# Sequentially Compact Metric Space is Totally Bounded/Proof 2

## Theorem

Let $M = \struct {A, d}$ be a metric space.

Let $M$ be sequentially compact.

Then $M$ is totally bounded.

## Proof

We have by hypothesis that $M$ is a sequentially compact space.

So a fortiori every infinite sequence in $M$ has a subsequence which converges to a point in $A$.

Let $\epsilon \in \R_{>0}$ be a strictly positive real number.

By definition, $M$ is totally bounded if and only if there exists a finite $\epsilon$-net for $M$.

Aiming for a contradiction, suppose there exists no finite $\epsilon$-net for $M$.

The aim is to construct an infinite sequence $\sequence {x_n} _{n \mathop \in \N}$ in $A$ that has no convergent subsequence.

Suppose that $x_0, x_1, \ldots, x_r \in A$ have been defined such that:

$\forall m, n \in \set {0, 1, \ldots, r} : m \ne n \implies \map d {x_m, x_n} \ge \epsilon$

That is, any two distinct elements of $\set {x_0, x_1, \ldots, x_r}$ are at least $\epsilon$ apart.

We have by hypothesis that there exists no finite $\epsilon$-net for $M$.

Specifically, $\set {x_0, x_1, \ldots, x_r}$ is therefore not an $\epsilon$-net for $M$.

So, by definition of a $\epsilon$-net:

$\ds A \nsubseteq \bigcup_{i \mathop = 0}^r \map {B_\epsilon} {x_i}$

where $\map {B_\epsilon} {x_i}$ denotes the open $\epsilon$-ball of $x_i$ in $M$.

Thus there must exist $x_{r + 1} \in A$ such that:

$\ds x_{r + 1} \notin \bigcup_{i \mathop = 0}^r \map {B_\epsilon} {x_i}$

That is:

$\exists x_{r + 1} \in A: \forall m, n \in \set {0, 1, \ldots, r, r + 1} : m \ne n \implies \map d {x_m, x_n} \ge \epsilon$

Thus, by induction, the infinite sequence $\sequence {x_n}$ in $A$ has been constructed such that:

$\forall m, n \in \N: m \ne n \implies \map d {x_m, x_n} \ge \epsilon$

Thus $\sequence {x_n}$ has no Cauchy subsequence.

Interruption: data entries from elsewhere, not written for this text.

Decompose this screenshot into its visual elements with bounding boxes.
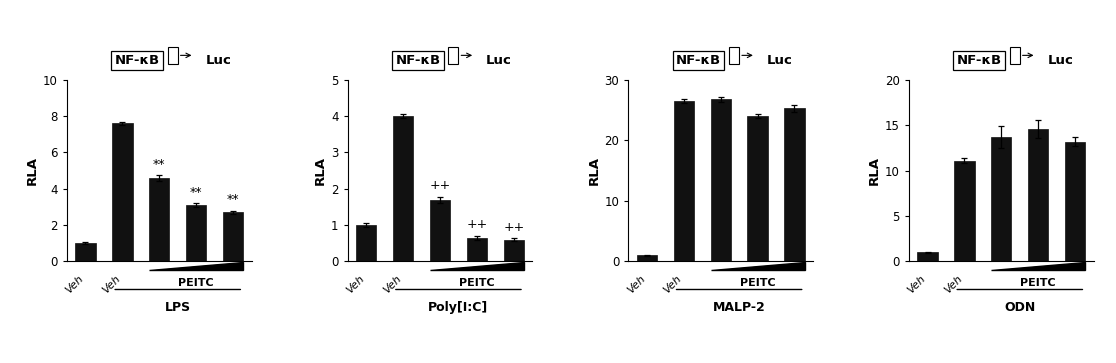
Text: **: ** — [153, 158, 165, 171]
Bar — [76, 243, 96, 261]
FancyBboxPatch shape — [449, 47, 459, 64]
Text: LPS: LPS — [165, 301, 191, 314]
Text: PEITC: PEITC — [459, 278, 494, 288]
Bar — [954, 160, 974, 261]
Text: ++: ++ — [430, 179, 451, 192]
Bar — [637, 255, 657, 261]
Bar — [917, 252, 937, 261]
Text: PEITC: PEITC — [740, 278, 776, 288]
FancyBboxPatch shape — [729, 47, 739, 64]
Text: MALP-2: MALP-2 — [713, 301, 766, 314]
Bar — [223, 212, 243, 261]
Bar — [503, 240, 523, 261]
Y-axis label: RLA: RLA — [587, 156, 600, 185]
Text: NF-κB: NF-κB — [115, 54, 160, 67]
Text: Veh: Veh — [100, 274, 123, 296]
Text: ++: ++ — [503, 221, 525, 234]
FancyBboxPatch shape — [167, 47, 177, 64]
Text: Luc: Luc — [1048, 54, 1074, 67]
Polygon shape — [150, 262, 243, 269]
Bar — [150, 178, 170, 261]
Bar — [991, 137, 1011, 261]
Bar — [785, 108, 805, 261]
Text: PEITC: PEITC — [1020, 278, 1056, 288]
Y-axis label: RLA: RLA — [868, 156, 881, 185]
Bar — [186, 205, 206, 261]
Polygon shape — [711, 262, 805, 269]
Polygon shape — [991, 262, 1085, 269]
Text: Veh: Veh — [345, 274, 366, 296]
Bar — [113, 123, 133, 261]
Text: Veh: Veh — [662, 274, 684, 296]
Y-axis label: RLA: RLA — [26, 156, 39, 185]
Text: Luc: Luc — [205, 54, 231, 67]
Text: ODN: ODN — [1004, 301, 1036, 314]
Bar — [430, 200, 450, 261]
Bar — [466, 238, 487, 261]
Text: Veh: Veh — [906, 274, 927, 296]
Bar — [674, 101, 694, 261]
Bar — [356, 225, 376, 261]
Bar — [748, 116, 768, 261]
Bar — [1065, 142, 1085, 261]
Text: NF-κB: NF-κB — [395, 54, 441, 67]
Text: PEITC: PEITC — [179, 278, 214, 288]
Text: **: ** — [227, 193, 239, 206]
Text: Veh: Veh — [943, 274, 964, 296]
Bar — [711, 99, 731, 261]
Text: ++: ++ — [466, 219, 488, 232]
Y-axis label: RLA: RLA — [314, 156, 327, 185]
Text: **: ** — [190, 186, 202, 199]
Text: Veh: Veh — [625, 274, 647, 296]
Polygon shape — [430, 262, 523, 269]
Bar — [1028, 129, 1048, 261]
Text: Luc: Luc — [767, 54, 792, 67]
FancyBboxPatch shape — [1010, 47, 1020, 64]
Text: NF-κB: NF-κB — [956, 54, 1002, 67]
Text: NF-κB: NF-κB — [676, 54, 721, 67]
Text: Poly[I:C]: Poly[I:C] — [429, 301, 489, 314]
Text: Veh: Veh — [382, 274, 403, 296]
Text: Luc: Luc — [487, 54, 512, 67]
Text: Veh: Veh — [64, 274, 86, 296]
Bar — [393, 116, 413, 261]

From Convergent Sequence in Metric Space is Cauchy Sequence, $\sequence {x_n}$ has no convergent subsequence either.

Thus, by definition, $M$ is not sequentially compact.

But by hypothesis $M$ is sequentially compact.

Hence by Proof by Contradiction there exists a finite $\epsilon$-net for $M$.

Hence a fortiori $M$ is totally bounded.

$\blacksquare$

## Axiom of Countable Choice

This theorem depends on the Axiom of Countable Choice.

Although not as strong as the Axiom of Choice, the Axiom of Countable Choice is similarly independent of the Zermelo-Fraenkel axioms.

As such, mathematicians are generally convinced of its truth and believe that it should be generally accepted.